I am doing twitter sentiment analysis using python NLTK. I need a dictionary that contains + ve and -ve polarity words. I read so much about sentiwordnet, but when I use it for my project, it does not give effective and quick results. I think that I am not using it correctly. Can someone tell me the correct way to use it? Here are the steps I have taken so far:
- tokenization of tweets
- Token POS Marking
- passing each tag to sentinet
I use the nltk package for tokenization and tagging. See part of my code below:
import nltk
from nltk.stem import *
from nltk.corpus import sentiwordnet as swn
tokens=nltk.word_tokenize(row)
tagged=nltk.pos_tag(tokens)
for i in range(0,len(tagged)):
if 'NN' in tagged[i][1] and len(swn.senti_synsets(tagged[i][0],'n'))>0:
pscore+=(list(swn.senti_synsets(tagged[i][0],'n'))[0]).pos_score()

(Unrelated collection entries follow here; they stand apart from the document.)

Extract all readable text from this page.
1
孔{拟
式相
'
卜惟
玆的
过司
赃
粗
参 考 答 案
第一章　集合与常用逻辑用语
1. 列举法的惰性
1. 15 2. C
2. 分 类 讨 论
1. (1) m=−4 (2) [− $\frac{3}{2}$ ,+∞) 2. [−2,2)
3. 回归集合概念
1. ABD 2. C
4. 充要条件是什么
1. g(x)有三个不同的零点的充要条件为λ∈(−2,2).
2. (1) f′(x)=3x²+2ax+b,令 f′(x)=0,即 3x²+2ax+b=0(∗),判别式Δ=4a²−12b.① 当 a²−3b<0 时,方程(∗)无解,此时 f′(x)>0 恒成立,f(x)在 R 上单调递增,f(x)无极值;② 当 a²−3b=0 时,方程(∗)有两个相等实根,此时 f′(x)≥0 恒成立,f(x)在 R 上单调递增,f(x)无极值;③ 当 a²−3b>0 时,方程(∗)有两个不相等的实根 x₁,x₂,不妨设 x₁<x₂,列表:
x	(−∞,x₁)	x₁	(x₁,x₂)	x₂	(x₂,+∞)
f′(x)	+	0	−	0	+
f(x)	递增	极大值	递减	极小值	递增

nscore+=(list(swn.senti_synsets(tagged[i][0],'n'))[0]).neg_score()
elif 'VB' in tagged[i][1] and len(swn.senti_synsets(tagged[i][0],'v'))>0:
pscore+=(list(swn.senti_synsets(tagged[i][0],'v'))[0]).pos_score()
nscore+=(list(swn.senti_synsets(tagged[i][0],'v'))[0]).neg_score()
elif 'JJ' in tagged[i][1] and len(swn.senti_synsets(tagged[i][0],'a'))>0:
pscore+=(list(swn.senti_synsets(tagged[i][0],'a'))[0]).pos_score()
nscore+=(list(swn.senti_synsets(tagged[i][0],'a'))[0]).neg_score()
elif 'RB' in tagged[i][1] and len(swn.senti_synsets(tagged[i][0],'r'))>0:
pscore+=(list(swn.senti_synsets(tagged[i][0],'r'))[0]).pos_score()
nscore+=(list(swn.senti_synsets(tagged[i][0],'r'))[0]).neg_score()
In the end, I will calculate how many tweets are positive and how many tweets are negative. Where am I mistaken? How to use it? And is there any other similar dictionary that is easy to use?